I went from the Doctors office, to tidy up outstanding matters at the police station. I left there knowing far more than I really wanted to and headed directly to my former home. I felt angry at some of the things I was told and it was not the mood I would have wished for on arrival. Knocking on the door it took so long for her to answer that I almost walked away. Then a voice shouted, "what do you want? I'm busy."

"To talk to you," I replied without inflection.

There were scuffling sounds and I thought footfall up and down the stairs. The door opened "I wasn't expecting you, I am a mess," she said, then, "why didn't you use your key?"

Not able to think of anything to say that couldn't be interpreted as negative I let the question pass and said, "how are you?"

She said, "ohh you know."

I looked around, she had always prided herself in her housekeeping but this was barely tidy.

"Coffee?" She asked.

"Please." I responded positively.

We sat facing each other across the breakfast bar, the silence became uncomfortable. "Do you have questions to ask?" She started.

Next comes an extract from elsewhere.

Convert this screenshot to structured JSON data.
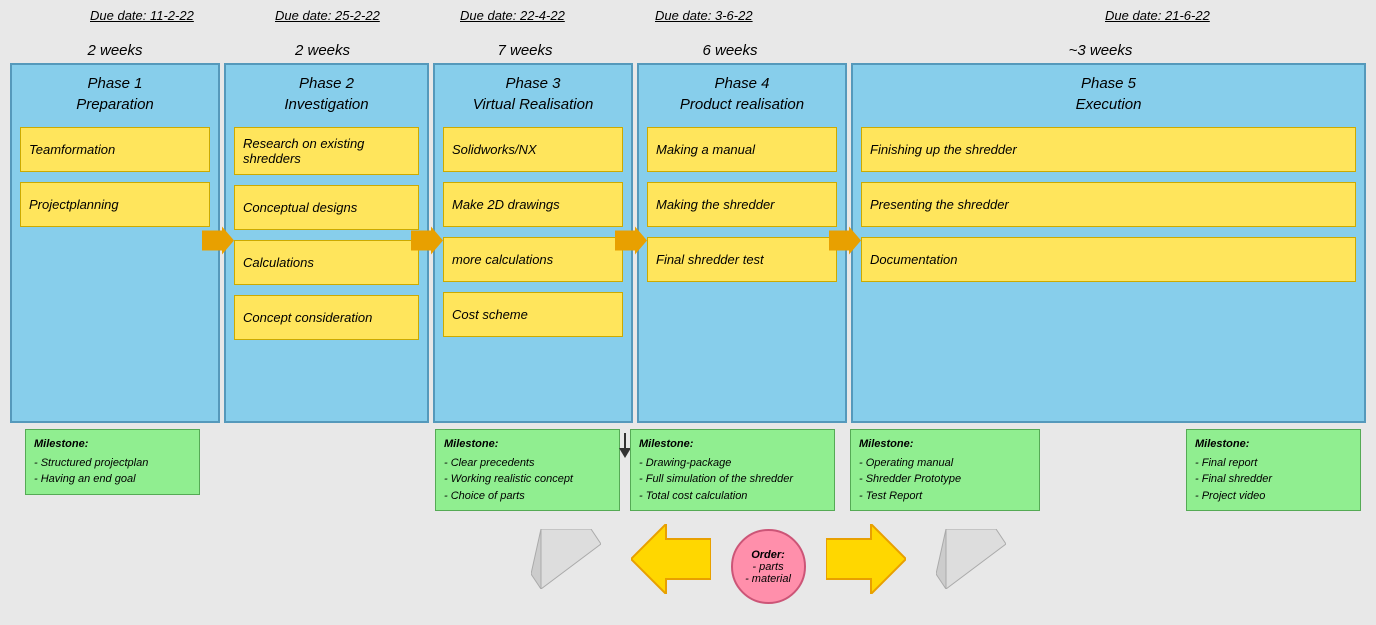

"No, I've seen your Psychologist and know you have your problems. I don't want to keep you from the children any longer than necessary but I'm needing some assurances that you aren't going to abandon them again."

"But I didn't, it was just the weekend."

I looked at her sceptically. "You can't tell me that in your drug induced state you wouldn't have carried on partying as long as your body could bear and even then I have my doubts. I don't want to go into all the things you did, many of which had never occurred between us and that's just the one on one. From what I understand the drugs removed all inhibitions and morals so that you were little more than a sex toy, an unpaid prostitute, except prostitutes probably have more self-respect. The problem is not even that, you chose to get into it willingly and without any thought for your family. After so many years of slavery in the home you wanted, taking care of the children you wanted, you probably thought you were entitled, or maybe that's what your slut of a friend convinced you to believe. I hear her relationship is headed for the rocks already, so she must be an expert."